Irish Manuscripts Commission
- Parent company: Government of Ireland
- Founded: 1928
- Country of origin: Ireland
- Headquarters location: Dublin
- Distribution: Gill
- Publication types: Books, journals
- Nonfiction topics: manuscripts
- Official website: www.irishmanuscripts.ie

= Irish Manuscripts Commission =

Commission of the government of Ireland

The Irish Manuscripts Commission was established in 1928 by the newly founded Irish Free State with the intention of furthering the study of Ireland's manuscript collections and archives. Its foundation was primarily motivated by the loss of many historical documents when the Irish Public Record Office was destroyed during the Battle of Dublin in the Irish Civil War, and by the destruction of most Irish family records by the IRA at the Burning of the Custom House in 1920.

The Commission catalogues and publishes editions of such documents. It also publishes the journal Analecta Hibernica, which provides information on the commission's work and editions of shorter manuscripts. Since 1930 it has overseen the publication of over 140 titles.

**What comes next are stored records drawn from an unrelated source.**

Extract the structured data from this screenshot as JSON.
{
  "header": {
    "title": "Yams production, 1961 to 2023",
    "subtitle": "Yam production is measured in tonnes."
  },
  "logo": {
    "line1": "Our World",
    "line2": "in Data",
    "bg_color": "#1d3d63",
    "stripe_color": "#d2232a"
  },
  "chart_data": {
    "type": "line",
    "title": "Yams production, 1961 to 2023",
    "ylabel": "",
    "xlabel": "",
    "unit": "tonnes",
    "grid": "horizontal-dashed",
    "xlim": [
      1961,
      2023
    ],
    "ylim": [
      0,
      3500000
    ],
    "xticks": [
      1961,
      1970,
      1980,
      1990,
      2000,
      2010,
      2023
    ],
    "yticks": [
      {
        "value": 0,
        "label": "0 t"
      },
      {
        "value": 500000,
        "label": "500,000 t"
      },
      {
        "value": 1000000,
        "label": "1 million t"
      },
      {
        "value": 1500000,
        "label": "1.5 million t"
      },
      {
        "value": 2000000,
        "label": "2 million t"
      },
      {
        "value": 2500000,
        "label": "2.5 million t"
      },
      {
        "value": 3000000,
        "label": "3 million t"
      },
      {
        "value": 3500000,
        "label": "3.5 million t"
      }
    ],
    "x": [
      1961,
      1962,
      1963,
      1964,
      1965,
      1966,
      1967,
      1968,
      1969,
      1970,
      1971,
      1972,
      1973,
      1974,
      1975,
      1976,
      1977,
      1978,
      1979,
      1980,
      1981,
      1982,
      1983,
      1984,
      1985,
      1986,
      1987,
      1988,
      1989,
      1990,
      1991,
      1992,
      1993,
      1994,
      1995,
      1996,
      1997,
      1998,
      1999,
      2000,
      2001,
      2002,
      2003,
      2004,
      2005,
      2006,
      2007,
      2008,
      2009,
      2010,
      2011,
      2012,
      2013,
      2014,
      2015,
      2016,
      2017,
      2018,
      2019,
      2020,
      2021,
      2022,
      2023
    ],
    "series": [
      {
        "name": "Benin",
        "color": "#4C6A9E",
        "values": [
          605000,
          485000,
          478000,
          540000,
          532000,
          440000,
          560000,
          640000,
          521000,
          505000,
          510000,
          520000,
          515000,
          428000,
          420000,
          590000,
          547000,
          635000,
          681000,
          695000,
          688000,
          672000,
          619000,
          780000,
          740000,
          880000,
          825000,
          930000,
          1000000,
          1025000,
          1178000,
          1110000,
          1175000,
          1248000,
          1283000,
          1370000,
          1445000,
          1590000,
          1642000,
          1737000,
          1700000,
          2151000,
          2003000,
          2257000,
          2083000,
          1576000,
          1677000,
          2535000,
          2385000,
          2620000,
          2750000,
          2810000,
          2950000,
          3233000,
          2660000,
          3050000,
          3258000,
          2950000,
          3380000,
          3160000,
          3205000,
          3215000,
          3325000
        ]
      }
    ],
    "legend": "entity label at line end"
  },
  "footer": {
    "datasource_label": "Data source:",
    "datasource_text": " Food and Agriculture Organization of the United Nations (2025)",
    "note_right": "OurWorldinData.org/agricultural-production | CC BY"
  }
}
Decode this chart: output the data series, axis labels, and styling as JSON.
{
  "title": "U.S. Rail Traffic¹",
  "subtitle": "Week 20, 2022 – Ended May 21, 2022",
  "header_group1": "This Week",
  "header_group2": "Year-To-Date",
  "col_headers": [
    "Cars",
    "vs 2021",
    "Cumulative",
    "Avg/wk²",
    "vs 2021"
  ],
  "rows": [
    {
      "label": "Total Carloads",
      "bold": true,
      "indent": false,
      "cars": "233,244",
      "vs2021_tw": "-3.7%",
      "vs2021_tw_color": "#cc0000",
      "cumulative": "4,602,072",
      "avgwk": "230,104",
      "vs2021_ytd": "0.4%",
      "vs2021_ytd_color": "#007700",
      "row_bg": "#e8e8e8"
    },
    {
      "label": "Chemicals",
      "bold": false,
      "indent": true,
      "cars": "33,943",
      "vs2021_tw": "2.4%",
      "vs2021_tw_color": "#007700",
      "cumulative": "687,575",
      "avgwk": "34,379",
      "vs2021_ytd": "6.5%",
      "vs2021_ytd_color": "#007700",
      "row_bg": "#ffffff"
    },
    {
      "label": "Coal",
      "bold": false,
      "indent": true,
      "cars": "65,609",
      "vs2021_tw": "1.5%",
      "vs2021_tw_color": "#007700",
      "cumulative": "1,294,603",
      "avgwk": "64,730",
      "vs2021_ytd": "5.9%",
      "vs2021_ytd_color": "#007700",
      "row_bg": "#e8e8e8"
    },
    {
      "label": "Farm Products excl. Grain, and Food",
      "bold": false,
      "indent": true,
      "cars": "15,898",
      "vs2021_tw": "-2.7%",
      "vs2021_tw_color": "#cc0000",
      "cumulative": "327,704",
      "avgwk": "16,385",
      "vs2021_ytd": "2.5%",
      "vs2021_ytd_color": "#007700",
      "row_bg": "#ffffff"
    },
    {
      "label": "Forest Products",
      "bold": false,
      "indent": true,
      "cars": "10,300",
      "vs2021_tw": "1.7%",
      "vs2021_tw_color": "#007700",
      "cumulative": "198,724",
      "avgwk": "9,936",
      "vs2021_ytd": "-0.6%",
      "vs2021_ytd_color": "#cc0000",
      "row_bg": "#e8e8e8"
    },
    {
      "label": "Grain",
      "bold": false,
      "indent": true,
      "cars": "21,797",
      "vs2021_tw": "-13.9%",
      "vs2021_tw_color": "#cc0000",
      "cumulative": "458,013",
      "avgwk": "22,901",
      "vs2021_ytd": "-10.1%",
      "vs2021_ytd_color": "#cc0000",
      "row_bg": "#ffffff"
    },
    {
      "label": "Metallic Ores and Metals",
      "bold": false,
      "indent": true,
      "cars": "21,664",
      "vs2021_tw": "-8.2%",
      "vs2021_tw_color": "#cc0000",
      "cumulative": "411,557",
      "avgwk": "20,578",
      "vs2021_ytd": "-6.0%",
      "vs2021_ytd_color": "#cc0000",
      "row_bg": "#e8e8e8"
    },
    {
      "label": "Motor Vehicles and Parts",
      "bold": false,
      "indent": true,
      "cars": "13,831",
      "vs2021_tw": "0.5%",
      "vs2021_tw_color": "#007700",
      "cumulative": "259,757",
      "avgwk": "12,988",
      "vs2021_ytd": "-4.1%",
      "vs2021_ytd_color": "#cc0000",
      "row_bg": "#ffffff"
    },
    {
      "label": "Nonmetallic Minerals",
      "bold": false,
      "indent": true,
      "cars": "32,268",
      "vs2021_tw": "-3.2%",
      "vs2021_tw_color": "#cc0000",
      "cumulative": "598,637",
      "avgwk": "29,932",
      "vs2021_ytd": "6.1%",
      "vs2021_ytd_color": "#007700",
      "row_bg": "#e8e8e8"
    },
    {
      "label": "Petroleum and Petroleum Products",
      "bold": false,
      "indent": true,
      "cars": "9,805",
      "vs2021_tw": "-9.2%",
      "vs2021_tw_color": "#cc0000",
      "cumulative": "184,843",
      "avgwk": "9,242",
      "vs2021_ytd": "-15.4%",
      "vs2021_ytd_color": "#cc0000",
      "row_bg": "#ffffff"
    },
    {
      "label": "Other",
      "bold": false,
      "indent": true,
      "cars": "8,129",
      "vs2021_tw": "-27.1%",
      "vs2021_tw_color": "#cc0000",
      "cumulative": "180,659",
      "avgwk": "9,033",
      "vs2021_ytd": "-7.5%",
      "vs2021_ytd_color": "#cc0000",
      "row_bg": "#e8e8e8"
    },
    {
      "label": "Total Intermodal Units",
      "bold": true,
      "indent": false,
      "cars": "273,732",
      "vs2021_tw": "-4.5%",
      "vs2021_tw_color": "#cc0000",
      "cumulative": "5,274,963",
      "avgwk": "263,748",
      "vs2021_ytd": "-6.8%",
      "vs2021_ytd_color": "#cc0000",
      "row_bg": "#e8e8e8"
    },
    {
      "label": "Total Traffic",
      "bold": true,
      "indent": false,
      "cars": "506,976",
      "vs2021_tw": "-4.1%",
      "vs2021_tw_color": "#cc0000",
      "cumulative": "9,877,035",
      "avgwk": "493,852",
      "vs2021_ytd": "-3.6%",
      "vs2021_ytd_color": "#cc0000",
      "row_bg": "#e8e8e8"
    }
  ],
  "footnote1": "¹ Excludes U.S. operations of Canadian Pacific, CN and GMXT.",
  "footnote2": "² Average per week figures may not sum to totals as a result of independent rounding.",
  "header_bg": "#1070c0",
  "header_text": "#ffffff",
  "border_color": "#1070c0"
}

The commission is run by a chairman and a board appointed by the Irish government. The commission's works were published by the Irish Stationery Office (now the Government Supplies Agency) until 1990. Since 1991 it has published its own works.

The Irish Manuscripts Commission is based at 45 Merrion Square, Dublin 2. It shares a building with the Irish Architectural Archive.

The commission's first chairman on its foundation was Eoin MacNeill. Among its first board members was Richard Irvine Best. The current chair is James McGuire of University College Dublin.

In 2008, the Government of Ireland announced its intention to amalgamate the commission, the National Archives of Ireland and National Library of Ireland as part of a wide-ranging programme of cut-backs. The announcement proved highly controversial, with Fintan O'Toole and Donnchadh Ó Corráin among the most vocal opponents of the measure. This merger, in the end, did not go ahead.